Atravers l'exemple de l'équipe Crédit Agricole, le cyclisme s'adapte tant bien que mal à la loi sur la réduction du temps de travail, les 35 heures. Quand il a signé un accord d'entreprise l'an passé, Roger Legeay est devenu un pionnier. Le manager général de Crédit Agricole, l'une des trois équipes cyclistes françaises de première division, a ouvert la voie à un mouvement qui touchait peu jusqu'à présent le peloton et, au-delà, le sport professionnel.

«Cette année, j'ai 48 salariés, coureurs compris», explique-t-il. «Il n'existe pas de convention collective dans les métiers du sport. Une loi est en train d'être élaborée mais sa mise en place va demander du temps. C'est un grand chantier. Or, au 1er janvier 2001, j'avais l'obligation sous peine d'amende de ratifier un accord sur le temps de travail, comme pour toute entreprise de plus de 20 salariés.»

Pendant près d'un an, l'ancien président de la Ligue professionnelle a planché sur le sujet. «L'AS Cannes, dans le football, l'a fait avant nous. Mais, dans le cyclisme, j'étais le premier à me lancer. Nous avons eu beaucoup de mal à trouver la solution. Pour le personnel sédentaire, c'était simple. Mais, pour le personnel itinérant, tout se compliquait», relève-t-il.

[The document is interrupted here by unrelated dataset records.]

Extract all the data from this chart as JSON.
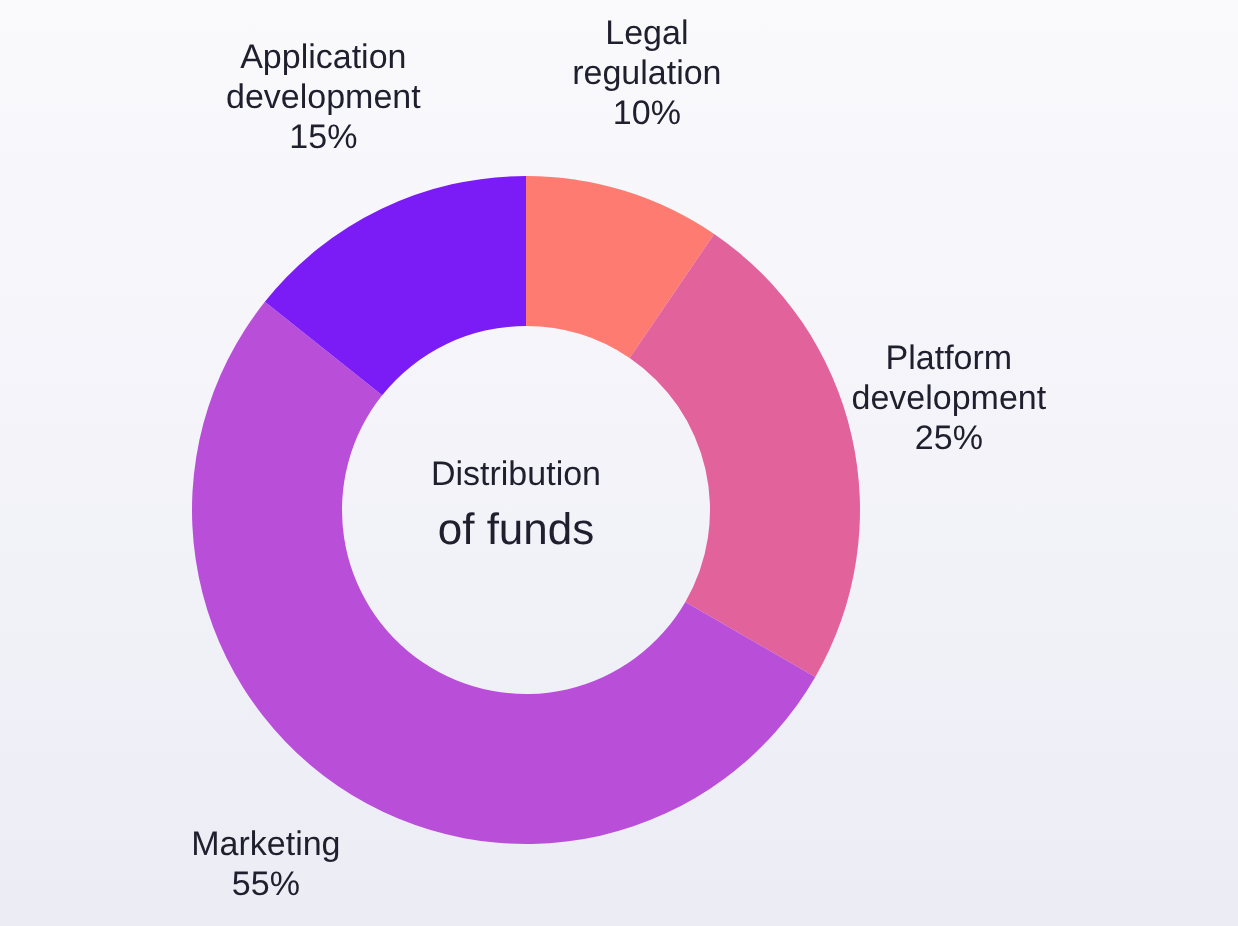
{
  "chart_data": {
    "type": "donut",
    "title": "Distribution",
    "subtitle": "of funds",
    "categories": [
      "Legal regulation",
      "Platform development",
      "Marketing",
      "Application development"
    ],
    "values": [
      10,
      25,
      55,
      15
    ],
    "value_labels": [
      "10%",
      "25%",
      "55%",
      "15%"
    ],
    "colors": [
      "#fe7b72",
      "#e2629c",
      "#b94fd9",
      "#7b1cf6"
    ],
    "legend": false
  }
}
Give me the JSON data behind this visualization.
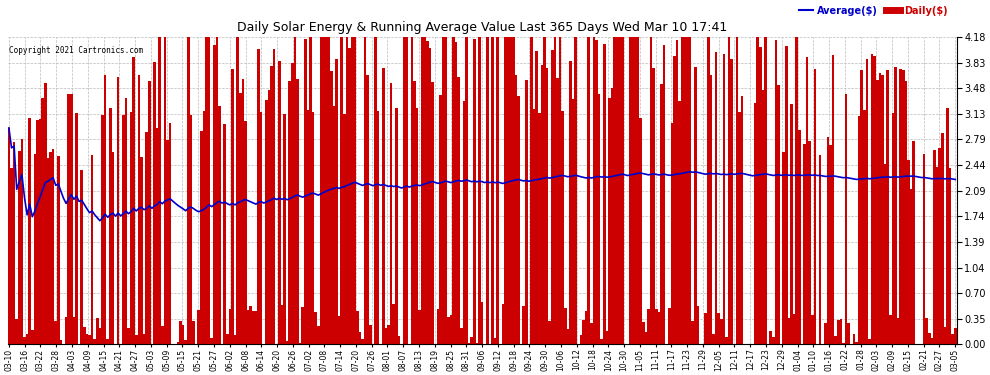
{
  "title": "Daily Solar Energy & Running Average Value Last 365 Days Wed Mar 10 17:41",
  "copyright": "Copyright 2021 Cartronics.com",
  "yticks": [
    0.0,
    0.35,
    0.7,
    1.04,
    1.39,
    1.74,
    2.09,
    2.44,
    2.79,
    3.13,
    3.48,
    3.83,
    4.18
  ],
  "ylim": [
    0.0,
    4.18
  ],
  "bar_color": "#cc0000",
  "avg_color": "#0000cc",
  "background_color": "#ffffff",
  "grid_color": "#bbbbbb",
  "title_color": "#000000",
  "copyright_color": "#000000",
  "legend_avg_color": "#0000cc",
  "legend_daily_color": "#cc0000",
  "x_labels": [
    "03-10",
    "03-16",
    "03-22",
    "03-28",
    "04-03",
    "04-09",
    "04-15",
    "04-21",
    "04-27",
    "05-03",
    "05-09",
    "05-15",
    "05-21",
    "05-27",
    "06-02",
    "06-08",
    "06-14",
    "06-20",
    "06-26",
    "07-02",
    "07-08",
    "07-14",
    "07-20",
    "07-26",
    "08-01",
    "08-07",
    "08-13",
    "08-19",
    "08-25",
    "08-31",
    "09-06",
    "09-12",
    "09-18",
    "09-24",
    "09-30",
    "10-06",
    "10-12",
    "10-18",
    "10-24",
    "10-30",
    "11-05",
    "11-11",
    "11-17",
    "11-23",
    "11-29",
    "12-05",
    "12-11",
    "12-17",
    "12-23",
    "12-29",
    "01-04",
    "01-10",
    "01-16",
    "01-22",
    "01-28",
    "02-03",
    "02-09",
    "02-15",
    "02-21",
    "02-27",
    "03-05"
  ],
  "figsize": [
    9.9,
    3.75
  ],
  "dpi": 100
}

Passionnés par leurs métiers respectifs, directeurs sportifs, mécaniciens ou assistants de santé, ne comptaient pas précisément leurs heures. «Métier de passion ou pas, il a fallu tout calculer. Nous nous sommes alors rendu compte que la seule possibilité pour tout faire entrer dans les cases était de s'aligner sur l'annualisation du temps de travail, soit 1600 heures par an, à raison d'une durée quotidienne de l'ordre de 8 heures», explique Roger Legeay.

Les coureurs ont été exclus de l'accord sur le plan pratique. «On ne va pas payer une heure supplémentaire à un coureur parce qu'il a mis plus de temps que le vainqueur», continue le manager de l'équipe en soulignant au passage que la moyenne annuelle des jours de course pour ses coureurs (»le nombre de jours où un coureur a mis un dossard») varie entre 72 et 85 depuis qu'il dirige son groupe (1983).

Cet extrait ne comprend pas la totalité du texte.